At least a tenth of the city's semi-private direct subsidy schools aim to raise fees for the next academic year.
The Education Bureau says that of Monday, 24 of the roughly 80 such schools have informed it about their fee plans. Nine have applied to increase their fees, while 15 will leave them unchanged.
The lack of submissions from the other schools suggests they intend to maintain their fees.
They may still apply for an increase but there is no guarantee that the bureau will endorse it.
Most of the nine schools opted for a single-digit fee increase, in line with inflation, said Dr Lam Kin-wah, who heads a concern group of direct-subsidy-school managers.
A South China Morning Post survey found that some of the elite schools - including St Paul's Co-educational College, St Paul's Convent School and Diocesan Girls' School - were planning to maintain their fees.

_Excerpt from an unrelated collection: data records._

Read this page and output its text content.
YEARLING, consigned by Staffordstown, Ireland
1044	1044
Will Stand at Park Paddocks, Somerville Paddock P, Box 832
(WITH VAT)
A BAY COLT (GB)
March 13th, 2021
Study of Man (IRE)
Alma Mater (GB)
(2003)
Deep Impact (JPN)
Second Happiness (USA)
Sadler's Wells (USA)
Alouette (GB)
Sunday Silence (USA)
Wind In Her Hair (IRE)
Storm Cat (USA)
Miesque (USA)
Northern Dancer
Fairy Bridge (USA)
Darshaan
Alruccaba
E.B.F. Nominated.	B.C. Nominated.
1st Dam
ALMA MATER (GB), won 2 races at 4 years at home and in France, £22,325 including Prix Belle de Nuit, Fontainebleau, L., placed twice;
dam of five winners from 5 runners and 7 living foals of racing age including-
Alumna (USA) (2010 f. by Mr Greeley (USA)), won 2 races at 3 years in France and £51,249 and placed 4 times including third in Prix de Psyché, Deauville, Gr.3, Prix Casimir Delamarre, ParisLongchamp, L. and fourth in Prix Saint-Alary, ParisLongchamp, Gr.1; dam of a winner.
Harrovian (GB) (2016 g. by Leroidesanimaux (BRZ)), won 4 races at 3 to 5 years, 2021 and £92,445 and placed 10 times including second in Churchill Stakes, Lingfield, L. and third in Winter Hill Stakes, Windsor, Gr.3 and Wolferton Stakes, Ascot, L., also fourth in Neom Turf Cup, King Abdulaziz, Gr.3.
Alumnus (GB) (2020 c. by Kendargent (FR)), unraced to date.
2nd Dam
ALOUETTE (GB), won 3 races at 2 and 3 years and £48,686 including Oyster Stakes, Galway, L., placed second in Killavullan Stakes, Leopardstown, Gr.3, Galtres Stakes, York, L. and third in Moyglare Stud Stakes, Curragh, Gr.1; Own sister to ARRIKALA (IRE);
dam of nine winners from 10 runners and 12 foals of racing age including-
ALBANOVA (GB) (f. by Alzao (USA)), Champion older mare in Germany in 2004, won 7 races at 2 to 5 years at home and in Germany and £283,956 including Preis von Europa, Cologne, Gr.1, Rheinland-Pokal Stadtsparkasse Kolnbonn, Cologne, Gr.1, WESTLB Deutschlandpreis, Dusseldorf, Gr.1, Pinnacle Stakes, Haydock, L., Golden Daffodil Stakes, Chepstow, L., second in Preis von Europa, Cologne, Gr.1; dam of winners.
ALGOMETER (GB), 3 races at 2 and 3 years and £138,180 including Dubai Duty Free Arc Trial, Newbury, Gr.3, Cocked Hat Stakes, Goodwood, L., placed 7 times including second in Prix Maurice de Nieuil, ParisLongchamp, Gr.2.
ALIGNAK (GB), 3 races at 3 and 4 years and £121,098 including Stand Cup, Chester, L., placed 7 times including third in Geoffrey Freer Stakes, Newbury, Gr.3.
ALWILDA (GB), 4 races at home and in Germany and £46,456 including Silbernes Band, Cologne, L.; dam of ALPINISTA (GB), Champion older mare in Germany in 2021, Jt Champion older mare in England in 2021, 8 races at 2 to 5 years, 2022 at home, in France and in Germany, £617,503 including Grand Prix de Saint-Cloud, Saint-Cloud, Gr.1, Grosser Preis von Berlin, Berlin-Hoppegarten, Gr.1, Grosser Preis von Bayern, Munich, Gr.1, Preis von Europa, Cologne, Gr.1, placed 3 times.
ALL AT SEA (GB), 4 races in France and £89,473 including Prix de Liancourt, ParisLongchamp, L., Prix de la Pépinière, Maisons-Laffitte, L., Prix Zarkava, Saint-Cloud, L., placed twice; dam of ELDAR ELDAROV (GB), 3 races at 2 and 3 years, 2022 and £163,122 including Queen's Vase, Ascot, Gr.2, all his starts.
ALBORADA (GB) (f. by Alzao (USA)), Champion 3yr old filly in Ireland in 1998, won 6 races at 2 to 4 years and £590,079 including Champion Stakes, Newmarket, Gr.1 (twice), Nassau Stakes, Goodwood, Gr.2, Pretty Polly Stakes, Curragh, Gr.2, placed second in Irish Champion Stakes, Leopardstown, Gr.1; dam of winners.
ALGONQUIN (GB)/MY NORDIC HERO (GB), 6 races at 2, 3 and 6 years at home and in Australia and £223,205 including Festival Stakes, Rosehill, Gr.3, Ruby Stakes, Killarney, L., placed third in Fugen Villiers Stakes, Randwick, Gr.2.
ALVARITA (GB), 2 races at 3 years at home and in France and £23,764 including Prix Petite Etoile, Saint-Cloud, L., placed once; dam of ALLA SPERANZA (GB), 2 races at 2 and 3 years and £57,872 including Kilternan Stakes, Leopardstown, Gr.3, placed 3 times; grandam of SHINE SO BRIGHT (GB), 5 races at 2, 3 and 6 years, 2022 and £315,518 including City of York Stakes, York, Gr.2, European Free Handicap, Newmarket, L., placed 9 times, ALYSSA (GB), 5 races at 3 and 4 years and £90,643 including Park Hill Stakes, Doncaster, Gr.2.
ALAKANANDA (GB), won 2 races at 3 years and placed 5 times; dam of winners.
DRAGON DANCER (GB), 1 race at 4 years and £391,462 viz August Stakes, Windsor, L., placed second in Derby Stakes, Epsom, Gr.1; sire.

But others have drafted increases of about 10 per cent. For instance, YMCA of HK Christian College in Tung Chung plans to raise annual fees for Form One pupils from HK$25,500 to HK$28,000.
At Confucius Hall Secondary School, annual fees for new pupils will double from HK$1,000 to HK$2,000.
A school spokesman said that the extra funds would be used to hire native-English-speaking teachers.
An Education Bureau spokeswoman said officials would study the schools' accounts before approving their fee increases.
'To improve transparency, the bureau has asked direct subsidy scheme schools to conduct a thorough consultation with parents,' she said.
In 1988, the government established the direct subsidy scheme for schools to introduce greater flexibility to the education system.
Although they receive government funding, they enjoy greater flexibility than public schools in financial planning and curriculum design.
But many came under fire in 2010 for poor administration and for investing heavily in upscale properties and the stock market.
There have also been complaints that some schools raised fees despite having large cash reserves, prompting the authorities to tighten rules on spending.
Prices of textbooks for the upcoming academic year are also expected to rise 3 to 4 per cent due to inflation, according to a coalition of textbook publishers formed by the Hong Kong Educational Publishers Association and Anglo-Chinese Textbook Publishers Organisation.
That's despite the government's demand that publishers 'debundle' the cost of textbooks from teaching materials to shift more of the financial burden from students to schools.